At the lowest level (5) Closed Systems lack stable, documented interfaces. Such a design approach is still encountered in monolithically architected legacy systems which were designed to “stand alone” at a time when, amongst other reasons, hardware constraints made the use of modular software architectures too computationally expensive. The only way to interface with such systems is to “hack” into the systems source code and data structures (always possible with Open Source systems, in the gift of the IPR owner otherwise.) Such interfaces tend to be fragile and are easily broken by changes to the underlying system.

Systems at the next level Private Interfaces (4) are the most commonly found in health and care systems today, with more modular software architectures. Such systems will typically have both internal interfaces (between modules) and external interfaces. Private interfaces are intended for the use of the systems software developer and are typically insufficiently documented and less robust than is required for their easy and safe use by third party developers. With proprietary systems access to the interfaces is controlled by the IPR owner; with Open Source anyone can use and improve the interfaces.

The concept of a partner interfaces (3) applies only to proprietary systems and such interfaces are commonly found in health and care systems in use today. Partner interfaces are designed and documented to make them easily and safely usable by third party developers, but access to them is controlled by the IPR owner who can choose with whom they wish to partner – Otherwise partner interfaces are identical to open interfaces (2)

Open interfaces (2) are designed and documented for safe and easy use by third party developers and differ from partner interfaces only insofar as the IPR owner has made the interfaces irrevocable freely available to all. This is automatic in the case of Open Source systems and can be achieved by a range of licensing or contractual arrangements in the case of proprietary systems – Public policy encourages public bodies to insist on the availability of open interfaces as a contractual requirement in procurement of systems. Open interfaces may be produced directly by the system developer or by a third party as a layer above a freely available private interface – Typically as an Open Source plug-in.

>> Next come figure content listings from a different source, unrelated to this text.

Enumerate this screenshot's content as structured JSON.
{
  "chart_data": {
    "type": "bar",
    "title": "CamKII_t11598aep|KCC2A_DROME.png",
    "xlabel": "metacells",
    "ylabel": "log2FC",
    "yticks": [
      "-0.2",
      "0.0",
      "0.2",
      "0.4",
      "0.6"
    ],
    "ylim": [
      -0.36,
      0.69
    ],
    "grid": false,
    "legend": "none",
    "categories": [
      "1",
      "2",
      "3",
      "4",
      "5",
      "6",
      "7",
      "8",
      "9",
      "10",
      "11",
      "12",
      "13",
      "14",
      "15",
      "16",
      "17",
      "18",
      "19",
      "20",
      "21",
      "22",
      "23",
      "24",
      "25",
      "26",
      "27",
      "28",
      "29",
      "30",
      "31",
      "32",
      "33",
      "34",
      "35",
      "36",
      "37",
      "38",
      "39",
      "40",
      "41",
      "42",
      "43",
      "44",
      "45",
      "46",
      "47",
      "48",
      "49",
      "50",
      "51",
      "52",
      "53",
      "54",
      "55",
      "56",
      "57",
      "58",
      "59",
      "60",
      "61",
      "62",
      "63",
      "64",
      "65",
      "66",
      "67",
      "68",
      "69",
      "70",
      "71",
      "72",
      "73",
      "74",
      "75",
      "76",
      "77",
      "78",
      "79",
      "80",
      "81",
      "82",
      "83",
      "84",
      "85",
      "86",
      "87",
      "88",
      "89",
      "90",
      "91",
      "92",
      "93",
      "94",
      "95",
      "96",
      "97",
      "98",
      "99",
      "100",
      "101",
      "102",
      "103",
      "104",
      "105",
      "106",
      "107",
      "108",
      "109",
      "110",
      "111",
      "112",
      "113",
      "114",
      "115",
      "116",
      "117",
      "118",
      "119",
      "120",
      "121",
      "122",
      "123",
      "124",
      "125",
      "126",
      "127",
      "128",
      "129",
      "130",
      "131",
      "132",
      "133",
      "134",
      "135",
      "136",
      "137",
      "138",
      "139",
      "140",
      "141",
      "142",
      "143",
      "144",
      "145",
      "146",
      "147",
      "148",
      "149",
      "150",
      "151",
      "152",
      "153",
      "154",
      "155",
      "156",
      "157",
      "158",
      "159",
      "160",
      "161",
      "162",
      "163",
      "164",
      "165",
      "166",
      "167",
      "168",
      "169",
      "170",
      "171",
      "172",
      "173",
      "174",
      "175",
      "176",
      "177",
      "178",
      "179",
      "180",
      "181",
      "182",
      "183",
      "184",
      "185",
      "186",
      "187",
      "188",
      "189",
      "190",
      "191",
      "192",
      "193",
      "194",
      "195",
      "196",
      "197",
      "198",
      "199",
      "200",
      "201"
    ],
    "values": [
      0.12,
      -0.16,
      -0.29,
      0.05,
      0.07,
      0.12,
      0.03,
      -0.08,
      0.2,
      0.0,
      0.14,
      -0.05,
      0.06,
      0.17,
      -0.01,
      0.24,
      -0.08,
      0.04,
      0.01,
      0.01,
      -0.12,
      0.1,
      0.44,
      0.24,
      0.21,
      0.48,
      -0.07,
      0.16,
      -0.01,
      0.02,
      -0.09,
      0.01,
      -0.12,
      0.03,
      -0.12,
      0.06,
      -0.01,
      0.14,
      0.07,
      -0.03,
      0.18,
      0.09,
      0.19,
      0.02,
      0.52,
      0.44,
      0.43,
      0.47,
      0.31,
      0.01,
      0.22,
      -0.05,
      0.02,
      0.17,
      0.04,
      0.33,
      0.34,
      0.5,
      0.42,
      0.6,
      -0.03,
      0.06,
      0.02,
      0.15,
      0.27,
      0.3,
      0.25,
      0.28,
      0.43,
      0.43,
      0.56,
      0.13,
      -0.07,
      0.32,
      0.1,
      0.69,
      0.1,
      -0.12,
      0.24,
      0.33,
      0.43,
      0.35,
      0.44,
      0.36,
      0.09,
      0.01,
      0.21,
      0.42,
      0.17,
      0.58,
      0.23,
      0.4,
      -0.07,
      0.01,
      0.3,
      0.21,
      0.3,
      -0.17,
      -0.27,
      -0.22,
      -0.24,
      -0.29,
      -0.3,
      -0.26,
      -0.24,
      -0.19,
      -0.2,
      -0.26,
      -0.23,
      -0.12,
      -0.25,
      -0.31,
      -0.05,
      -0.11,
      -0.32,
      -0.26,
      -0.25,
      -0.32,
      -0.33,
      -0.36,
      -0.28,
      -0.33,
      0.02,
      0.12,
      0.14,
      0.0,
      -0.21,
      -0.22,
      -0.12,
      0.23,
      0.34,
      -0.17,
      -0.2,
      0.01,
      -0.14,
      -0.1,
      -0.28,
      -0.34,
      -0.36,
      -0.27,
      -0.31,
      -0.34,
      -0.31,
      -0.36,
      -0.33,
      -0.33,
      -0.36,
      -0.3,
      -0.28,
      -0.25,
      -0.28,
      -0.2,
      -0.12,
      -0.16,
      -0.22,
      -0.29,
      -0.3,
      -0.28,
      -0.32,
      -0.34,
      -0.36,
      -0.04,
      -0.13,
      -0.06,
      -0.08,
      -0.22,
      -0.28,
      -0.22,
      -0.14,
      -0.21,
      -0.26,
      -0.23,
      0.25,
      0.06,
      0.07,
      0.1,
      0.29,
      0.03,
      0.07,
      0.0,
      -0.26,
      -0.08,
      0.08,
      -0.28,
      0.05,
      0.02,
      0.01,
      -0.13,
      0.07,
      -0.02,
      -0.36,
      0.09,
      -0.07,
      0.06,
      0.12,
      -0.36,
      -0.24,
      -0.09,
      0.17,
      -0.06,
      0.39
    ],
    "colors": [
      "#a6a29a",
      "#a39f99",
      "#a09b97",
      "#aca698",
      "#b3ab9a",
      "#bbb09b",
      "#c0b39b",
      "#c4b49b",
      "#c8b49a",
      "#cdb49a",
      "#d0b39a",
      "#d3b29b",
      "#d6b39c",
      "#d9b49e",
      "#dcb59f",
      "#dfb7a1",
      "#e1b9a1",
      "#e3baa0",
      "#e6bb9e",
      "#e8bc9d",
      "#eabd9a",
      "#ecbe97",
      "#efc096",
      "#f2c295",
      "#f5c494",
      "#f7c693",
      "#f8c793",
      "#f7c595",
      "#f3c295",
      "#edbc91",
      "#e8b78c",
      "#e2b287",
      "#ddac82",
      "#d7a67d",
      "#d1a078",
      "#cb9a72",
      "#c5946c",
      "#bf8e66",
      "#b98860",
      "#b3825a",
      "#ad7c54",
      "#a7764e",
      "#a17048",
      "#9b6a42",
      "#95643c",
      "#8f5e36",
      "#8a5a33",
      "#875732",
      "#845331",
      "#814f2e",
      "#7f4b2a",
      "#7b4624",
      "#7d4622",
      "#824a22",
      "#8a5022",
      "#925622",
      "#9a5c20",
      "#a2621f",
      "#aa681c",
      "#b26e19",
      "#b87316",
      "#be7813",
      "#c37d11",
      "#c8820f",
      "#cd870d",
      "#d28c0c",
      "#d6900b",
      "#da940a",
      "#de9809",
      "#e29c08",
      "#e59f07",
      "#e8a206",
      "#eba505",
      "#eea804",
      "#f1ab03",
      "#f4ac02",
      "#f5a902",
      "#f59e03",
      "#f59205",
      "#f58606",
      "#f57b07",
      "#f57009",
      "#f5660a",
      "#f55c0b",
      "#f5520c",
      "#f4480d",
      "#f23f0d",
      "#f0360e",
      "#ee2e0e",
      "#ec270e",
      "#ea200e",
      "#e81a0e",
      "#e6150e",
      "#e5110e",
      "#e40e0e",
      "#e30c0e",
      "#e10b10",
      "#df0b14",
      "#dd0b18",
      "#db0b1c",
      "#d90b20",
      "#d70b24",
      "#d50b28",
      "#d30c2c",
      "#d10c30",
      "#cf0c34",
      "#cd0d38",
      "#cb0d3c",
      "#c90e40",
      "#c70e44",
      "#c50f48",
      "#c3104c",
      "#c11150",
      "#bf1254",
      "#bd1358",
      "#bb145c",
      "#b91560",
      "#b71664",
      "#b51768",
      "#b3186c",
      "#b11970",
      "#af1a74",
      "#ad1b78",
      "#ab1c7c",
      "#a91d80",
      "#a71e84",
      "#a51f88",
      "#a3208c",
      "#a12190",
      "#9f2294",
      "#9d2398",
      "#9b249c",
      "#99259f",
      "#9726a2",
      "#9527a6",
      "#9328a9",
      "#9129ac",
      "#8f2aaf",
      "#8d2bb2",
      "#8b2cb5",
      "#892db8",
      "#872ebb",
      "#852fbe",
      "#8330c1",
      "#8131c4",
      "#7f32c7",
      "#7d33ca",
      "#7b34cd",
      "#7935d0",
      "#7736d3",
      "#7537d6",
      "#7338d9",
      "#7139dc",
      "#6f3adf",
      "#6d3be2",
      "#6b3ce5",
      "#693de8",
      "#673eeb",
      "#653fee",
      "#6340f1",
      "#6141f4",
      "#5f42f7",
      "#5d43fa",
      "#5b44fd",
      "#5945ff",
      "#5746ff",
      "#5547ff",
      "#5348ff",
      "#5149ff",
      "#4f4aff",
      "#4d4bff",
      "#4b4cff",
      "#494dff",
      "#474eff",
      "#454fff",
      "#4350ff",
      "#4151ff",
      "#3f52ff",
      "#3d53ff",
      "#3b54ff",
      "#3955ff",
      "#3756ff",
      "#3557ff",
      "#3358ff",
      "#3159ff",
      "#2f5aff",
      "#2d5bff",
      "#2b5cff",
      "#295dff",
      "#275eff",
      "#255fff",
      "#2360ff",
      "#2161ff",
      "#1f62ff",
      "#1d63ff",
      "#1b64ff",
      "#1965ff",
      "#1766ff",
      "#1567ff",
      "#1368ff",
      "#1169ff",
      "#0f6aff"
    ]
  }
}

At all levels described above the technical and content characteristics of the interfaces are defined by the software developer but at this highest level Open Standard Interfaces (1) the interface implements wildly accepted open standards for both technical and content aspects of the interface. Such standards might be formal (ISO, CEN, BSI etc.) Industry/community de-facto (IHE, HL7,etc) or NHS (ISB, PSRB, etc). While a requirement for the use of open standards where such standards exist is highly desirable, insistence on the adoption of formal/NHS standards before they are fully mature, stable and widely accepted can be a serious barrier to innovation and adoption, as can onerous accreditation requirements in relation to standards compliance. Often a better approach can be the partial use of open standards in open interfaces (2) covering those characteristic where there is consensus.

The priority then is to get to level 2 – Open Interfaces. Ideally such interfaces should make use of those technical and content standards that support aspects of what they do, but the priority should be to expose rich interfaces able to allow access to all of the data and functions supported by the system.